全体で「経済的な豊かさを実感する条件」を二つまで挙げてもらったところ、もっとも多いのは「ある程度の額の年収の実現」で7割近くを占めていた。
「経済的な豊かさを実感する条件」(全体)
いっぽうこれを、「現時点で経済的な豊かさを何らかの形で実感している人」「実感していない人」それぞれに分けて尋ねてみた。すると興味深い傾向が分かった。
「経済的な豊かさを実感する条件」(現在実感している人)
「経済的な豊かさを実感する条件」(現在実感していない人)
なお2001年から2006年までは当項目が問われていないので、空白となっている。

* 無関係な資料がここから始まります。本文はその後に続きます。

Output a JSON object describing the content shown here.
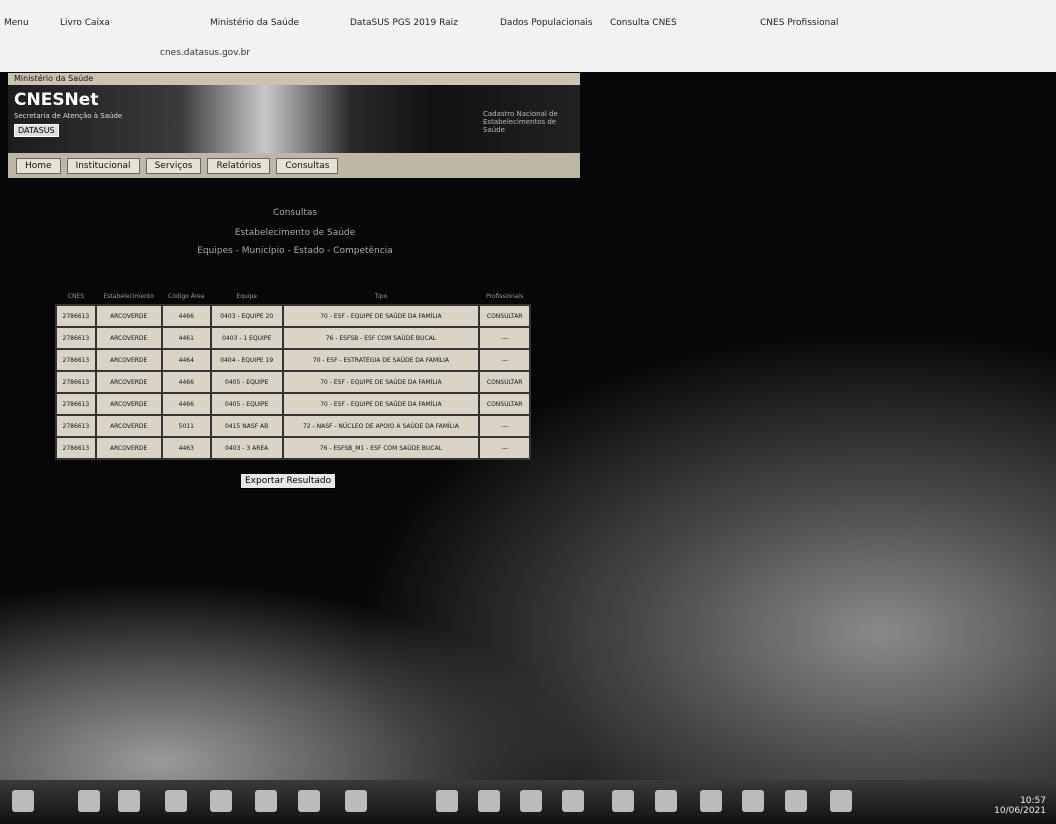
{
  "browser": {
    "tabs": [
      "Menu",
      "Livro Caixa",
      "Ministério da Saúde",
      "DataSUS PGS 2019 Raiz",
      "Dados Populacionais",
      "Consulta CNES",
      "CNES Profissional"
    ],
    "address": "cnes.datasus.gov.br"
  },
  "header": {
    "ministry": "Ministério da Saúde",
    "title": "CNESNet",
    "subtitle": "Secretaria de Atenção à Saúde",
    "logo": "DATASUS",
    "right_text": "Cadastro Nacional de Estabelecimentos de Saúde"
  },
  "nav": [
    "Home",
    "Institucional",
    "Serviços",
    "Relatórios",
    "Consultas"
  ],
  "content": {
    "heading": "Consultas",
    "line1": "Estabelecimento de Saúde",
    "line2": "Equipes - Município - Estado - Competência"
  },
  "table": {
    "headers": [
      "CNES",
      "Estabelecimento",
      "Código Área",
      "Equipe",
      "Tipo",
      "Profissionais"
    ],
    "rows": [
      [
        "2786613",
        "ARCOVERDE",
        "4466",
        "0403 - EQUIPE 20",
        "70 - ESF - EQUIPE DE SAÚDE DA FAMÍLIA",
        "CONSULTAR"
      ],
      [
        "2786613",
        "ARCOVERDE",
        "4461",
        "0403 - 1 EQUIPE",
        "76 - ESFSB - ESF COM SAÚDE BUCAL",
        "---"
      ],
      [
        "2786613",
        "ARCOVERDE",
        "4464",
        "0404 - EQUIPE 19",
        "70 - ESF - ESTRATÉGIA DE SAÚDE DA FAMÍLIA",
        "---"
      ],
      [
        "2786613",
        "ARCOVERDE",
        "4466",
        "0405 - EQUIPE",
        "70 - ESF - EQUIPE DE SAÚDE DA FAMÍLIA",
        "CONSULTAR"
      ],
      [
        "2786613",
        "ARCOVERDE",
        "4466",
        "0405 - EQUIPE",
        "70 - ESF - EQUIPE DE SAÚDE DA FAMÍLIA",
        "CONSULTAR"
      ],
      [
        "2786613",
        "ARCOVERDE",
        "5011",
        "0415 NASF AB",
        "72 - NASF - NÚCLEO DE APOIO À SAÚDE DA FAMÍLIA",
        "---"
      ],
      [
        "2786613",
        "ARCOVERDE",
        "4463",
        "0403 - 3 AREA",
        "76 - ESFSB_M1 - ESF COM SAÚDE BUCAL",
        "---"
      ]
    ]
  },
  "button": "Exportar Resultado",
  "taskbar": {
    "time": "10:57",
    "date": "10/06/2021"
  }
}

両条件下の結果を見て分かること、推測できることは次の通り。
・経済的豊かさを実感していない世帯の方が願望そのものは強い。
・金融資産の保有に対する願望は昔も今も、そして実感している・していない世帯共にあまり変わりはない。
・実感していない世帯では「年収の実現」への願望が高く、それは近年に至るにますます強くなる傾向がある。

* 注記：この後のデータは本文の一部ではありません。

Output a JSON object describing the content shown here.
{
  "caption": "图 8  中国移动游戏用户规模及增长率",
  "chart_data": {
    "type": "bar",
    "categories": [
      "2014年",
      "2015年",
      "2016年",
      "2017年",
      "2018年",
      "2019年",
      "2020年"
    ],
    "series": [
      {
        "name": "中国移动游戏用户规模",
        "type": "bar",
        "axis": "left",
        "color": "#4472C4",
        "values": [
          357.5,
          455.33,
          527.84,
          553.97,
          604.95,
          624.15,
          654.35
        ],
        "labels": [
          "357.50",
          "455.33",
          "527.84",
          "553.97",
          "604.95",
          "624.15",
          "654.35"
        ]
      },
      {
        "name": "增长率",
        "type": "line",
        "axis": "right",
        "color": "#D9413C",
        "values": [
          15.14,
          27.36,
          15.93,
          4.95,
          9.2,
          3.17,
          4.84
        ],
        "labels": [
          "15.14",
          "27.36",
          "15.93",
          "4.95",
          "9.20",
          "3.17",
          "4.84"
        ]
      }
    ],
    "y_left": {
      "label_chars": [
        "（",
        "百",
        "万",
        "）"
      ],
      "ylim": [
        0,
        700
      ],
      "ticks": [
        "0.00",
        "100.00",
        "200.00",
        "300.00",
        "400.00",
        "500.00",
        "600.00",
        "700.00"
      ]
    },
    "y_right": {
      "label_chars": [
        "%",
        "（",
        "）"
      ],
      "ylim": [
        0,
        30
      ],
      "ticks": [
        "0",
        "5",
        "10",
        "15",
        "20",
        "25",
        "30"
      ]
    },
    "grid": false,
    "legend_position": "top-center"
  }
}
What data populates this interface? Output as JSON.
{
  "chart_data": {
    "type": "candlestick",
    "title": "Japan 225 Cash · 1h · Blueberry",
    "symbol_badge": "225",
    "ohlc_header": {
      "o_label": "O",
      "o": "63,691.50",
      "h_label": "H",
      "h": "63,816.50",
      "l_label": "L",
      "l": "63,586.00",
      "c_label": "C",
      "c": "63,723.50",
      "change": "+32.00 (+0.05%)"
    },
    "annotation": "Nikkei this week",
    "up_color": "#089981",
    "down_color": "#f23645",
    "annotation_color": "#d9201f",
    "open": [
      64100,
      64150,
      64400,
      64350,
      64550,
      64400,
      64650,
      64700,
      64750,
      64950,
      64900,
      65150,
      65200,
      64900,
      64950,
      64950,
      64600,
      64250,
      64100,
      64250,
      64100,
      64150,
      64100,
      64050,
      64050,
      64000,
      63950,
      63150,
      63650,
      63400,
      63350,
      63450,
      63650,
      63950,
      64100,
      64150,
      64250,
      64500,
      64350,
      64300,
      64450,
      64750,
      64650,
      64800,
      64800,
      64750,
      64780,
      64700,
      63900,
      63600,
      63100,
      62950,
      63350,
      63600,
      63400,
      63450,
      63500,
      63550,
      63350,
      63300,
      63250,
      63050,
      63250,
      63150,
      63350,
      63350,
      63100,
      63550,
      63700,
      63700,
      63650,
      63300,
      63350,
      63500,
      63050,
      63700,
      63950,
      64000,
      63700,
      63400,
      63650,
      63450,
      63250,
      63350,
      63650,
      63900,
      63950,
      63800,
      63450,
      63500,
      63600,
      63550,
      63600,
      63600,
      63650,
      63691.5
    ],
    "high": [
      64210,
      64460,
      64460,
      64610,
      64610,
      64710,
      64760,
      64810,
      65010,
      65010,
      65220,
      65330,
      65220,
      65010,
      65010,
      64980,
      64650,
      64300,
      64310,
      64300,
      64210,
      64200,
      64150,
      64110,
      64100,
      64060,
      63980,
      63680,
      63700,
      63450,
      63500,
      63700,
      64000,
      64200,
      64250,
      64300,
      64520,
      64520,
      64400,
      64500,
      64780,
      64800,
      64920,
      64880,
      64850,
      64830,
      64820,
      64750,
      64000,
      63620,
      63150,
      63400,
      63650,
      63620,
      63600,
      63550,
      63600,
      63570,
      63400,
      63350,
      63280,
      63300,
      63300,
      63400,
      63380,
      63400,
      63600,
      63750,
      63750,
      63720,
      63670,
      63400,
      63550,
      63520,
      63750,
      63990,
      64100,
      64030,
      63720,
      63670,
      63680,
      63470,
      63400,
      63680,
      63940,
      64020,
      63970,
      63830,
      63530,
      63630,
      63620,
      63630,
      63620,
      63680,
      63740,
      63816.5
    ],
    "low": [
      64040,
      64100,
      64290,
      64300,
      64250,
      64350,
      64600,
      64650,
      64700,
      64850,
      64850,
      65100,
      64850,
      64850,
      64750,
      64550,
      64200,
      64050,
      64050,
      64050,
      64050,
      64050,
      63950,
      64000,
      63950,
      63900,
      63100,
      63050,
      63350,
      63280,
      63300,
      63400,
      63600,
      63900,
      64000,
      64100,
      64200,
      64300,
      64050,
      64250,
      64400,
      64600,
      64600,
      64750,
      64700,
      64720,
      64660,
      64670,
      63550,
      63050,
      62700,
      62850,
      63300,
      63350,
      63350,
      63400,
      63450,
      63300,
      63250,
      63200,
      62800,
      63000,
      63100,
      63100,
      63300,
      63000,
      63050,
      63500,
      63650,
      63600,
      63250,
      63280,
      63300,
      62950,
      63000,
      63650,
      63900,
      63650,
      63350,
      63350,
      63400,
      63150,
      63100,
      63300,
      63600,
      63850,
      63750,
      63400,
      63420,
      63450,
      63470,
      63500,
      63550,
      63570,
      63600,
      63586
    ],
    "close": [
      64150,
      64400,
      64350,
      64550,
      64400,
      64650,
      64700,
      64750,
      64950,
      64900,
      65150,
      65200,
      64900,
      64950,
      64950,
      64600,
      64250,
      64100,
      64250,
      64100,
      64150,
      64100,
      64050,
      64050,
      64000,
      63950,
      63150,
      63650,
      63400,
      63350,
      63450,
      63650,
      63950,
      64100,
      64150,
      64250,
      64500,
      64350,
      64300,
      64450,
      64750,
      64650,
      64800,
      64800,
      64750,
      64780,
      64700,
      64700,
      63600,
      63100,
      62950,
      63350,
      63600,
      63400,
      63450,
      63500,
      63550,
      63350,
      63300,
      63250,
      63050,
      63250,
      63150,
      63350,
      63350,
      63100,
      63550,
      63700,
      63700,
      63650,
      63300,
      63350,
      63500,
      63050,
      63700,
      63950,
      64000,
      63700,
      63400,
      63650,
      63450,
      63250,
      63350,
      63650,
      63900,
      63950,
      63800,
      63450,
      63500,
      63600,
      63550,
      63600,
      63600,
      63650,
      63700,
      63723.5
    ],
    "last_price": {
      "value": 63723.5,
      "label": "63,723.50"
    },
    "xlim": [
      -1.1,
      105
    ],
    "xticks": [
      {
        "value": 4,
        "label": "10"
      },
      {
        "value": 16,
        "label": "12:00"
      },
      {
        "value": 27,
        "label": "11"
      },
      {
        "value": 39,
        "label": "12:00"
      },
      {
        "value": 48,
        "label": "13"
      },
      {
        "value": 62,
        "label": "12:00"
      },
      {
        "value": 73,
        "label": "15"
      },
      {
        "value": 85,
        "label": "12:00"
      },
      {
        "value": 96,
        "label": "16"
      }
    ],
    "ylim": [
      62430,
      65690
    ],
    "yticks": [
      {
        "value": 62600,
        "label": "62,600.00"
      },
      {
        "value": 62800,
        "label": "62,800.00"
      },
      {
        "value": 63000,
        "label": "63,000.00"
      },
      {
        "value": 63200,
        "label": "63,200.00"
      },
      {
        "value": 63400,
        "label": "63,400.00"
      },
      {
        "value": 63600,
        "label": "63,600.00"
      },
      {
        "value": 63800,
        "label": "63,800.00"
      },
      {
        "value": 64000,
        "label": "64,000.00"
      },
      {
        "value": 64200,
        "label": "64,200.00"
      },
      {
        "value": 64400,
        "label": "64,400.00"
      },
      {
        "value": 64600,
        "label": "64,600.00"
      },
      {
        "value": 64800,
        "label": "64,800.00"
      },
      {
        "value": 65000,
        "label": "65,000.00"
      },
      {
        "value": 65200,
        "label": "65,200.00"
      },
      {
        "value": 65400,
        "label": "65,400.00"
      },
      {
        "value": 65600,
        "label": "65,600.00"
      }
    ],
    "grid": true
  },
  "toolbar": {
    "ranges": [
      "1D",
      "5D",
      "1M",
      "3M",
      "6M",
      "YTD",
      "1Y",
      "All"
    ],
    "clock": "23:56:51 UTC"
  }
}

・実感している世帯はマイホームやレジャー関連など周辺物への消費へも「豊かさ」を実感するようになる。一方で現時点で実感していない世帯では「まずお金」とばかりに年収や金融資産への願望が強く、マイホームやレジャーへの願望は低い。
特に、現時点で経済的豊かさを実感している・していない世帯によって、「何が経済的豊かさを実感する条件なのか」の違いが生じるのは注目に値する。「衣食足りて礼節を知る」ではないが、まず身近な生活に充足させうる「お金」そのものに満足し、その上でようやくマイホームやレジャーなどに注意関心が移る、ということなのだろう。